From the Editor-in-Chief's Desk

This issue includes fascinating investigations of puzzling ADHD-related symptoms, their possible relationship to first-line medication treatments, and the possibility of improved compounds that are better tolerated in this diverse patient population.

Barrett et al. perform a much-needed review of the literature concerning pharmacological remedies for sleep disturbances associated with ADHD in children, and reach a sobering conclusion: a “paucity of evidence” for the effectiveness of medication treatments. Their well-designed study highlights not only the inconclusive nature of published studies but also the dearth of relevant research in an area that clinicians understand to be of great import to patients and their families. The authors' suggestion to the practitioner is sound: “Priority should be given to sleep hygiene education and optimizing the stimulant or non-stimulant treatment of ADHD.” But perhaps more intriguing for future inquiry is the question of what causes the phenomena of sleep disturbances in this population. Is it “an adverse effect of pharmacological treatment,” Barrett et al. wonder, “an alternative epiphenomenon stemming from core ADHD symptoms,” “a psychiatric comorbidity,” or “a combination”? This article suggests a path forward even as it cautions us to treat core symptoms with therapies that have a clear evidence base.

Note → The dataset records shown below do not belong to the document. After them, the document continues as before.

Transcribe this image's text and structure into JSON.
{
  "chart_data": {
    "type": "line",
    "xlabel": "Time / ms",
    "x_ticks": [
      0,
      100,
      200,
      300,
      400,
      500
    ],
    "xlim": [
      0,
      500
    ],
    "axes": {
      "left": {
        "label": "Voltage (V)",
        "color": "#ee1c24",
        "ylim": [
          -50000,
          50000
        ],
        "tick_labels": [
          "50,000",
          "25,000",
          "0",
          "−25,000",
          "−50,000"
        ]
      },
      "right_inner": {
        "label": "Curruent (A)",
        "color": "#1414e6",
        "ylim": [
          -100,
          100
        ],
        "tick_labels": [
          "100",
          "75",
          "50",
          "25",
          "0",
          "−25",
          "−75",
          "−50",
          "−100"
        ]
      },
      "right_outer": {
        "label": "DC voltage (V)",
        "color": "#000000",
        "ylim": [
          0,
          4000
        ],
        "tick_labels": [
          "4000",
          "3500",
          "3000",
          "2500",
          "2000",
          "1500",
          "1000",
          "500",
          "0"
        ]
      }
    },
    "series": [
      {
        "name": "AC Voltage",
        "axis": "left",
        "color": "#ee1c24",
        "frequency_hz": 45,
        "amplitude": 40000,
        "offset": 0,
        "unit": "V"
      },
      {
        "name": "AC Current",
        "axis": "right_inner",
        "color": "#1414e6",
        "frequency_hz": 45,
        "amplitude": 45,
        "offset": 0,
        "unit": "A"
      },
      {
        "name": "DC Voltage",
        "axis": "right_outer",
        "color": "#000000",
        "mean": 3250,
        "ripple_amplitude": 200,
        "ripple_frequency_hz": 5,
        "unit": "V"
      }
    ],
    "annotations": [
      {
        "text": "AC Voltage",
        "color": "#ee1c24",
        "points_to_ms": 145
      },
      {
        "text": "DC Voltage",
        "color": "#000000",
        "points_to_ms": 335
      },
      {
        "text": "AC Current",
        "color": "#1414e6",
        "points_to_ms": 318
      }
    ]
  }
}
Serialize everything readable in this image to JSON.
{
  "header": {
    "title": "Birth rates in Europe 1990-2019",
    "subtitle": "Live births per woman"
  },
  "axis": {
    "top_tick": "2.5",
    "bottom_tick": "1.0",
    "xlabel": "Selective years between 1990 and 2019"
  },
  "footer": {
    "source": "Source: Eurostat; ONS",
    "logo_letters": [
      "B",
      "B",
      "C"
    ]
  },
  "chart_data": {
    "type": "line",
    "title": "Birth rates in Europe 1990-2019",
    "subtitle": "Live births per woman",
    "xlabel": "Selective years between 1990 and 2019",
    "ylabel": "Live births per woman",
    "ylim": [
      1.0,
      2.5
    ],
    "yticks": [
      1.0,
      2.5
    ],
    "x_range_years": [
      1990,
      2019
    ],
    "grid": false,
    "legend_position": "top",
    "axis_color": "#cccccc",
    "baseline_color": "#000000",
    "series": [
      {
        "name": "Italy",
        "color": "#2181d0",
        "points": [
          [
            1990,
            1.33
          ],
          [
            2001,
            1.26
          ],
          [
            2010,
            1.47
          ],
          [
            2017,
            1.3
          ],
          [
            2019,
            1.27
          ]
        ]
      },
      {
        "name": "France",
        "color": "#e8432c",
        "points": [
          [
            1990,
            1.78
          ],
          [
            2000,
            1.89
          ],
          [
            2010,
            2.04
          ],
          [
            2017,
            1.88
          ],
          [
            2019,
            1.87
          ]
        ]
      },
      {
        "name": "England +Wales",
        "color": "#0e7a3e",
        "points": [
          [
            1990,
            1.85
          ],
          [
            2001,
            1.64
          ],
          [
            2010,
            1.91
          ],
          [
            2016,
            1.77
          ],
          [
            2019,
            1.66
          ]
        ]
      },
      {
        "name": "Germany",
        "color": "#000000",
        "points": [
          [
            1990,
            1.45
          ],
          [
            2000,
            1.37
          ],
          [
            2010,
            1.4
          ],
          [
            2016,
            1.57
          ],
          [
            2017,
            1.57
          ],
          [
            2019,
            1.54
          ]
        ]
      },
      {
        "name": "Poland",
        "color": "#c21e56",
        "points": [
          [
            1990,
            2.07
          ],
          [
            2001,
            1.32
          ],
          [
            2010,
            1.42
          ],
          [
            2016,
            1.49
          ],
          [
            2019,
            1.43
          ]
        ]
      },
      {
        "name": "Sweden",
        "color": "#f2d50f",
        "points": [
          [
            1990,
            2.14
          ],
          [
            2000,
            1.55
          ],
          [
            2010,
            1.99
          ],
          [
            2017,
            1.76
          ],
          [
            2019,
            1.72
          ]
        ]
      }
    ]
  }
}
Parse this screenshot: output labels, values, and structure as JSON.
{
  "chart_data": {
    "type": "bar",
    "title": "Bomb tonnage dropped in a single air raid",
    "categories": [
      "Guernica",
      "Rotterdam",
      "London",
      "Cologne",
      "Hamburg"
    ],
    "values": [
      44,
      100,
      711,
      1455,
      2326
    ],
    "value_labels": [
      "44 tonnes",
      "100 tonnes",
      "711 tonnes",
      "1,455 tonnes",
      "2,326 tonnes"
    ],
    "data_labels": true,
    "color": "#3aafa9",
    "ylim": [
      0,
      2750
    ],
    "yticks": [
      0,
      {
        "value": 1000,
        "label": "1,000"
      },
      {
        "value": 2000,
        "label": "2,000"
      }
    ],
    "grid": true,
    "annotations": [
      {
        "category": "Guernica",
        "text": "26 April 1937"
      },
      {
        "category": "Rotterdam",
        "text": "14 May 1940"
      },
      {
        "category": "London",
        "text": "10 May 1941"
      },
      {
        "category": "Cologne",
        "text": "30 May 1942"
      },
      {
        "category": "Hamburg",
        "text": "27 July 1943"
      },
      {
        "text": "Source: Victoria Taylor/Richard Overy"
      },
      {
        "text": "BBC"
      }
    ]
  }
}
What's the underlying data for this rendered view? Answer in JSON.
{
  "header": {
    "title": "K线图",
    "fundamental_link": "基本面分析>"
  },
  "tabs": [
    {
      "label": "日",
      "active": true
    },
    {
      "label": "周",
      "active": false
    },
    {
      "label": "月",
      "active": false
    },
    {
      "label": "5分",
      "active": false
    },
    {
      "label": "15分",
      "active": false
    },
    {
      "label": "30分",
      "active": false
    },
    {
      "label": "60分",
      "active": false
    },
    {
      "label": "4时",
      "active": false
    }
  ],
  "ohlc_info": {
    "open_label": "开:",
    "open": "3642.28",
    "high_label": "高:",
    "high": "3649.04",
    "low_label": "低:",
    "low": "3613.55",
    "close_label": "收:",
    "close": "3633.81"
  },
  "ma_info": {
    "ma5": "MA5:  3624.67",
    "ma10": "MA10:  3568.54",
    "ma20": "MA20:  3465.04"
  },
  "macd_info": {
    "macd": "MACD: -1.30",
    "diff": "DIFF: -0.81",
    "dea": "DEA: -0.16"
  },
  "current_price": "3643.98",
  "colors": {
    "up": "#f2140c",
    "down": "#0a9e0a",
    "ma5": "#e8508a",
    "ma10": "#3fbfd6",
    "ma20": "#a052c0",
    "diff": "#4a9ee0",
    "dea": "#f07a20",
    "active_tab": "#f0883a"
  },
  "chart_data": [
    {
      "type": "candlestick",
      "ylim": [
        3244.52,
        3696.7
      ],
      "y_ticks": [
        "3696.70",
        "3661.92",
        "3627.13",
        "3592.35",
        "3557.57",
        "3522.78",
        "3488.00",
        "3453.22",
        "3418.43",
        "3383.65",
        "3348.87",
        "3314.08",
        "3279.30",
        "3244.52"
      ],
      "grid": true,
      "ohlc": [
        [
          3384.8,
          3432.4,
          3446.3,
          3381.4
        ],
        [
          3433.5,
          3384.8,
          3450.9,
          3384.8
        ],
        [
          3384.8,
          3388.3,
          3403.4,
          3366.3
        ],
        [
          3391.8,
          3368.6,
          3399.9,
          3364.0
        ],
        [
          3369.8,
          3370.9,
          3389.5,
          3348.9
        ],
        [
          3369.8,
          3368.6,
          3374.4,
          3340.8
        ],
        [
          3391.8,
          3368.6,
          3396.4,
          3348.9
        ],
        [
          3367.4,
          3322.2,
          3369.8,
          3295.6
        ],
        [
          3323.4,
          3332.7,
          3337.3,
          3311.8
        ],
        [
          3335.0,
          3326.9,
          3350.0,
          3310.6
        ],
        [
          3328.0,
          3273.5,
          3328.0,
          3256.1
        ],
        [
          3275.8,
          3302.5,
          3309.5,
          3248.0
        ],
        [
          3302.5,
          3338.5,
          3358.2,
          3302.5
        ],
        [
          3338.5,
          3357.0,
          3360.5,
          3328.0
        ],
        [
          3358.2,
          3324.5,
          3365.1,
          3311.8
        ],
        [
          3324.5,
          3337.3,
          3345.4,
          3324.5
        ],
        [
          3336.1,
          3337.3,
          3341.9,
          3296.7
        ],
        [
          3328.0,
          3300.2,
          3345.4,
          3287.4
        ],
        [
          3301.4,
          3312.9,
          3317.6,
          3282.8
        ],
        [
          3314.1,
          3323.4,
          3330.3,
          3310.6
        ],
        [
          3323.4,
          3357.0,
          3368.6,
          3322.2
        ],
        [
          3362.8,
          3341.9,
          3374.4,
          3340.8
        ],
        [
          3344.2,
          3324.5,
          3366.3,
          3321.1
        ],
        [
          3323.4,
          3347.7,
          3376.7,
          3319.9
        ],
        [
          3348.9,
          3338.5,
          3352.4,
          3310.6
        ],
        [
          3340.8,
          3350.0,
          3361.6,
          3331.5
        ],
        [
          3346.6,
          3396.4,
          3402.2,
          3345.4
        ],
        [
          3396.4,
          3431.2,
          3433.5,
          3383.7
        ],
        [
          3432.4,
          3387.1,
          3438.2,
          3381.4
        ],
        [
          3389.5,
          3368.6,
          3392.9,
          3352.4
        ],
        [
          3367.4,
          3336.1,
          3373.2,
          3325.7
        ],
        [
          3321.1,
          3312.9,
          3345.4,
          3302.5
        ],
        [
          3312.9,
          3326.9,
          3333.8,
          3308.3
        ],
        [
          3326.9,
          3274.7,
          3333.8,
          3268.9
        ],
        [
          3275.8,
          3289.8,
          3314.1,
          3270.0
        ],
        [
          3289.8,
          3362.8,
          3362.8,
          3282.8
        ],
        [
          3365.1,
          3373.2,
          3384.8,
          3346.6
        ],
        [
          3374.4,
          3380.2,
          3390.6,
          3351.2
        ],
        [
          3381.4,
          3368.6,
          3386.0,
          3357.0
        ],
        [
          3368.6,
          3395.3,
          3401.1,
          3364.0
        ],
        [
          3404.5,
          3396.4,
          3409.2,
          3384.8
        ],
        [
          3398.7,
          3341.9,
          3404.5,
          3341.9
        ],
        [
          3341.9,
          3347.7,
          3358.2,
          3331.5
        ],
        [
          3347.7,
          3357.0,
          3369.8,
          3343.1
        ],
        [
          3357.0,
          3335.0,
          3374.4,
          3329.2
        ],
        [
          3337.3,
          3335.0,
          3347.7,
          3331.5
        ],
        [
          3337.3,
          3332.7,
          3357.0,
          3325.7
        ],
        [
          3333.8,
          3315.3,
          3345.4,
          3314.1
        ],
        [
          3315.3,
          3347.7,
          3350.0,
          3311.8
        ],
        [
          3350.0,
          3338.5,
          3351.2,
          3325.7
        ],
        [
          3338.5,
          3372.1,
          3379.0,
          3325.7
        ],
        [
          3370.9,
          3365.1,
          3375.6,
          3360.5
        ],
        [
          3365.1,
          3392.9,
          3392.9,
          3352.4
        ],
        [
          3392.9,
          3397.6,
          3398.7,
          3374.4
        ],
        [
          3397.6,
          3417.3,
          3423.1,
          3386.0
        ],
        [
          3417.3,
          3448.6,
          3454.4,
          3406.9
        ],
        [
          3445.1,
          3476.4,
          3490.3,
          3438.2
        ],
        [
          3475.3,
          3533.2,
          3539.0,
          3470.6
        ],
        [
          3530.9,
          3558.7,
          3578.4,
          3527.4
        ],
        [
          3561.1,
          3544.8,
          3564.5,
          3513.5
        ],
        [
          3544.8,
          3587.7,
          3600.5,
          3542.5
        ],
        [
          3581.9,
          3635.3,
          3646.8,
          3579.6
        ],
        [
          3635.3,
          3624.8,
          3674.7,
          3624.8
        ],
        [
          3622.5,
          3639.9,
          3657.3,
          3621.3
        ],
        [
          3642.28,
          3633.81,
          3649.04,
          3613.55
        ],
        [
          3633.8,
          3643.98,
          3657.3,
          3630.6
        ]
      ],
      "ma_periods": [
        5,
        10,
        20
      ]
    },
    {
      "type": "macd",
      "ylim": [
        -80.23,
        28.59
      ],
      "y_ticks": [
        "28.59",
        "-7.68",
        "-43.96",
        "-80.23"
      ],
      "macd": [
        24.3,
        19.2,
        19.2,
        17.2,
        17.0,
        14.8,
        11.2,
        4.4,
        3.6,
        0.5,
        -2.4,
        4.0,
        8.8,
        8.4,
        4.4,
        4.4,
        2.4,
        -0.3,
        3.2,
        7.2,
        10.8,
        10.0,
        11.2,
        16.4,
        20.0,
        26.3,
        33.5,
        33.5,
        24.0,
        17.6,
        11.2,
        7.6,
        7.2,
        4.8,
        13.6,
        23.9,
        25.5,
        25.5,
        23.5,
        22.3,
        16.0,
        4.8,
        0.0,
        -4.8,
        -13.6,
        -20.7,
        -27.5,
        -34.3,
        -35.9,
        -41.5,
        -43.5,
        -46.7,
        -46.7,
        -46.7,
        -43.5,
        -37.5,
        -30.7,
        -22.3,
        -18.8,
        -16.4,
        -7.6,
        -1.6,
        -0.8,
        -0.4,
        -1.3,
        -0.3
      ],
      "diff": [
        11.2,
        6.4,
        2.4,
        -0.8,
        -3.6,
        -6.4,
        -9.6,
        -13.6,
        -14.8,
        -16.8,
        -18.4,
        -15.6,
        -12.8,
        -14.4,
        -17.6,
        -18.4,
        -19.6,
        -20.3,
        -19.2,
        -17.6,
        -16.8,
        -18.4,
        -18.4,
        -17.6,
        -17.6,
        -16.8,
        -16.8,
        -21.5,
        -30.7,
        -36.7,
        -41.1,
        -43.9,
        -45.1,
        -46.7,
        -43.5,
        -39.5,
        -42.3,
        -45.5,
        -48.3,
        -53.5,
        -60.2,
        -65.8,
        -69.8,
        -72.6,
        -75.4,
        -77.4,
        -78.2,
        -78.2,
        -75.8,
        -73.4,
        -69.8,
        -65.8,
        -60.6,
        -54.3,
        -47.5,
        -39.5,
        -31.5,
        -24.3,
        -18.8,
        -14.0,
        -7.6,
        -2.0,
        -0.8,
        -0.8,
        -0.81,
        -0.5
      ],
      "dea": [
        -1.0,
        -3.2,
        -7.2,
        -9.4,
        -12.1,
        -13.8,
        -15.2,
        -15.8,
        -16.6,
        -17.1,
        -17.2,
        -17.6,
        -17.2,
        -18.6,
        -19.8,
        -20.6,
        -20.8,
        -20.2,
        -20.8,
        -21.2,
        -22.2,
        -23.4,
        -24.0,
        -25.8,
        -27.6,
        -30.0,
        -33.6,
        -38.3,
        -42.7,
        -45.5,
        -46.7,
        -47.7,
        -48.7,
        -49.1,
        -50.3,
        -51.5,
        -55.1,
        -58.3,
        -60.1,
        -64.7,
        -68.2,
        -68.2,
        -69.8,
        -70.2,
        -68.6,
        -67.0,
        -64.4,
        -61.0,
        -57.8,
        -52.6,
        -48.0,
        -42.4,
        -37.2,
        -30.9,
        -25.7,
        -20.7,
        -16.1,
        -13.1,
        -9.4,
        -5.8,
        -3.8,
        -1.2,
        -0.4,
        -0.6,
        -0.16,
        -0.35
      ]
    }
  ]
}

Are there biomarkers that indicate a tendency towards impairing side-effects from psychostimulant treatment for ADHD? This is the question posed by Johnson et al., and they focus on variation in the CES1 gene, which codes for “the major enzyme responsible for the first-pass, stereoselective metabolism of methylphenidate.” Their findings are quite interesting—a link between certain variations and the occurrence of sadness as a side effect of methylphenidate (MPH) treatment. And the authors' keen reasoning opens up possibilities for future treatment development, particularly more targeted therapies. As they cautiously note, “the increase in sadness as a side-effect of MPH in the younger children probably relates to induced alterations in the noradrenaline and dopamine systems.”

Happily, Markowitz et al. take up this very issue in a wide-ranging investigation of the MPH homolog isopropylphenidate (IPH). These two articles reward close study together, particularly as Markowitz and his co-authors developed IPH specifically for its resistance to “CES1-catalyzed hydrolysis.” Through a remarkably thorough series of in vitro and in vivo assays comparing MPH and IPH's effects on dopamine, norepinephrine, and serotonin uptake, in addition to rat locomotor activity, the authors make a solid case for further research into this novel compound.

Finally, I would like to highlight a welcome and rigorous addition to the literature of schizophrenia and antipsychotic treatment from Stentebjerg-Olesen et al. The authors believe they have completed “the first study that demonstrated the validity of the early response paradigm in a naturalistically treated pediatric sample of mostly AP-naıve youth and those with PsyNOS,” and determined that early response indeed predicts a stable history of treatment response. More soberly, their research shows that older age at treatment onset and the presence of extrapyramidal symptoms predicts poor response in the future, highlighting both the need for early intervention and the development of better pharmacological treatments for psychotic disorders.